Another option that’s quick and easy relative to disk based encryption is 7-zip. Encrypted 7-zip archives use 256 bit AES so the weak point will likely be your password.
If data being encrypted is important then FDE is the way.
It doesn’t matter if you don’t have time to convert your install, the answer is still FDE.
If something does go wrong with a FDE system you can generally mount it from a live disk and copy the data out. It is possible that you hosed something making the encrypted data unreadable, but that’s also true of any dir encryption.
You could opt to encrypt only parts of the system (/home, /var, swap), but it’s easy to miss places where your data can end up (eg: /opt, /root).
Tools like 7zip (if the encryption is robust) don’t really help either. If I have my sensitive/ folder and turn it into encrypted_sensitive.7zip it’s too late, the sensitive files were already written to disk.

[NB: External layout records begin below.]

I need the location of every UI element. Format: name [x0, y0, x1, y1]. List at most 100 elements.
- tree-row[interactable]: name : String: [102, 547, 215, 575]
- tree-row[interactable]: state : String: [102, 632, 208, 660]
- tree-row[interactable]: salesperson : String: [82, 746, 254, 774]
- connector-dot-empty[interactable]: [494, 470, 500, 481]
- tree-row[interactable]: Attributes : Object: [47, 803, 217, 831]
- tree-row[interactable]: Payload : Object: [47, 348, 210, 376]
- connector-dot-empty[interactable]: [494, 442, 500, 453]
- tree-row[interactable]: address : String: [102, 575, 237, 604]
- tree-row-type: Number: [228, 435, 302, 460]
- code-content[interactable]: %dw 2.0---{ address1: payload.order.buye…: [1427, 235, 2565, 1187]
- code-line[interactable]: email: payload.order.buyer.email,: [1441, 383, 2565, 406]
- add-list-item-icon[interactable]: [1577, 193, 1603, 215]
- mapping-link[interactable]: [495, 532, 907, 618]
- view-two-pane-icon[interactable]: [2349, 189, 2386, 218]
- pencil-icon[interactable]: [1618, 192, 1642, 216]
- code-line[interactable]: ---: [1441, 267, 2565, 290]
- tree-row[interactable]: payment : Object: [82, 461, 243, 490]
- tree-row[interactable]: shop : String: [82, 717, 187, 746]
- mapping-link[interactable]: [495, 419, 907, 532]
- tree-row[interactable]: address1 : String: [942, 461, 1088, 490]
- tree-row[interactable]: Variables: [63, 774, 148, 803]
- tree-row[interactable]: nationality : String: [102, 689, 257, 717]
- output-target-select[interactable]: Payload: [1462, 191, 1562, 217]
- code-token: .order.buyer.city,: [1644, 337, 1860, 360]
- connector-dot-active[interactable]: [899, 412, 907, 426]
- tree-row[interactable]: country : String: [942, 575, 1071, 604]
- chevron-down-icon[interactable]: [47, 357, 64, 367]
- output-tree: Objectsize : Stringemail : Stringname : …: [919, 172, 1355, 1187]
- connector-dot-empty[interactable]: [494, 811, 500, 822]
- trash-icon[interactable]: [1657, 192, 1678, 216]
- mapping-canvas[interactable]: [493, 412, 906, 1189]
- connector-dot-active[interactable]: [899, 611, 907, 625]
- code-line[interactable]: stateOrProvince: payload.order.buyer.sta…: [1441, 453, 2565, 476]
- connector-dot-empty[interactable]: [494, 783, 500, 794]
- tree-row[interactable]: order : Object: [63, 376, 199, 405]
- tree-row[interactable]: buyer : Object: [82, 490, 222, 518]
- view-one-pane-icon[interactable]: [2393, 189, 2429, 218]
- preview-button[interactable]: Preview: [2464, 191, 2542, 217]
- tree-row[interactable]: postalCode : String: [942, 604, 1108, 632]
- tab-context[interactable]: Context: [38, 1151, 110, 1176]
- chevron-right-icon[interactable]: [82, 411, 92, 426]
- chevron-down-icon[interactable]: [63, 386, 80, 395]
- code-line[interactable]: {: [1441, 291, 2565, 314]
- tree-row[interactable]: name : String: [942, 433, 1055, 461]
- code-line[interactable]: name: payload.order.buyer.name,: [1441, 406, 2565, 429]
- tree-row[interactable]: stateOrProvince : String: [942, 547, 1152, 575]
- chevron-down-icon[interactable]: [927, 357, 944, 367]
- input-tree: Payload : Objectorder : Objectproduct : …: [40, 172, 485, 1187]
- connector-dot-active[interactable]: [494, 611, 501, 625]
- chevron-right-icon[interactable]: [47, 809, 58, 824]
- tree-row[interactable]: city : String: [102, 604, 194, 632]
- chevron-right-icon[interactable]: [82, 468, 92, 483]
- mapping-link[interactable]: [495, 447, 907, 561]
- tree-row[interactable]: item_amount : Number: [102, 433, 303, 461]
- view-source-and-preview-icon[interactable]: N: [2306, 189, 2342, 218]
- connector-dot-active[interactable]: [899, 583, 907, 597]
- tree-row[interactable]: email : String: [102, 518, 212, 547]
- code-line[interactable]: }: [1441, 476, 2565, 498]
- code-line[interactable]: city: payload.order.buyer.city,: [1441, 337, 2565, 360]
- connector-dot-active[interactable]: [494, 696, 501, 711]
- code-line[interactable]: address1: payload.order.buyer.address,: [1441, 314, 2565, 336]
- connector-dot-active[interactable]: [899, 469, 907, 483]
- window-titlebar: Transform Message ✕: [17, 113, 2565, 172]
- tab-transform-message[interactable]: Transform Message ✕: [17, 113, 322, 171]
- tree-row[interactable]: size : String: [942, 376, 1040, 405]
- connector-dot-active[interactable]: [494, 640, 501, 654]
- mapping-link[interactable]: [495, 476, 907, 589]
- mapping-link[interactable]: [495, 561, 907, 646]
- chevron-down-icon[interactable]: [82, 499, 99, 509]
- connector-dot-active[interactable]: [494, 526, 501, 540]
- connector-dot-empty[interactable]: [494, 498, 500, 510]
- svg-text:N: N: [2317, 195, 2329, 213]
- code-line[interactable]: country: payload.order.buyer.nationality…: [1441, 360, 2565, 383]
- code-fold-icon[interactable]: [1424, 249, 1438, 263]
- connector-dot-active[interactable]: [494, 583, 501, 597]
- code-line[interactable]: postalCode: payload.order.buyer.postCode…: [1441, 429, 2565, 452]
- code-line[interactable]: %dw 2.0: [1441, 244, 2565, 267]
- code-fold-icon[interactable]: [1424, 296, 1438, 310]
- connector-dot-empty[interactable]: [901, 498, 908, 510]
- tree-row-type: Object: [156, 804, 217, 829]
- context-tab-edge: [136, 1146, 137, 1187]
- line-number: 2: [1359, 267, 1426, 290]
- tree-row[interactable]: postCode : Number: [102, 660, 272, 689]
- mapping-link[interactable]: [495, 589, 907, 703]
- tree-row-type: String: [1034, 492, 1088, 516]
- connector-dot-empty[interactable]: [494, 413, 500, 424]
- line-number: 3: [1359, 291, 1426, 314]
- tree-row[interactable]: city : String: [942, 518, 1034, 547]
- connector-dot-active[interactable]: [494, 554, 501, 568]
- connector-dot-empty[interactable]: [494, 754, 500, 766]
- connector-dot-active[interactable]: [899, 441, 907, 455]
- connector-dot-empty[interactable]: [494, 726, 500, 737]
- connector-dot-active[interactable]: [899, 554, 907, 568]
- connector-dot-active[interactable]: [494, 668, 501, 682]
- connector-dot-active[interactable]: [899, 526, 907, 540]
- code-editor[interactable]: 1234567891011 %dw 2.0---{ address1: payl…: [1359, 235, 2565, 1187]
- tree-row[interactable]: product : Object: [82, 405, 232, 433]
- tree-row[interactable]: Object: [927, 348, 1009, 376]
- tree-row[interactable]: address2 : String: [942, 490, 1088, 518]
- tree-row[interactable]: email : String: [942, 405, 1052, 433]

People may try to mitigate this with tools like shred(1) but as the man page says it has uncertain effectiveness on log-structured or journaled file systems. To make this worse is the ubiquity of flash storage and the flash translation layer, which further erodes the premise of tools like shred - that overwrites are in place.
If you want to leave your current install alone, you have other options:
Install your distro with FDE to a USB /external drive and use that
Boot off a live USB and persist data between sessions manually to some other encrypted media
Lastly, don’t bother with veracrypt’s cipher cascades. Just use regular old cryptsetup/LUKS with AES like all the major distros do.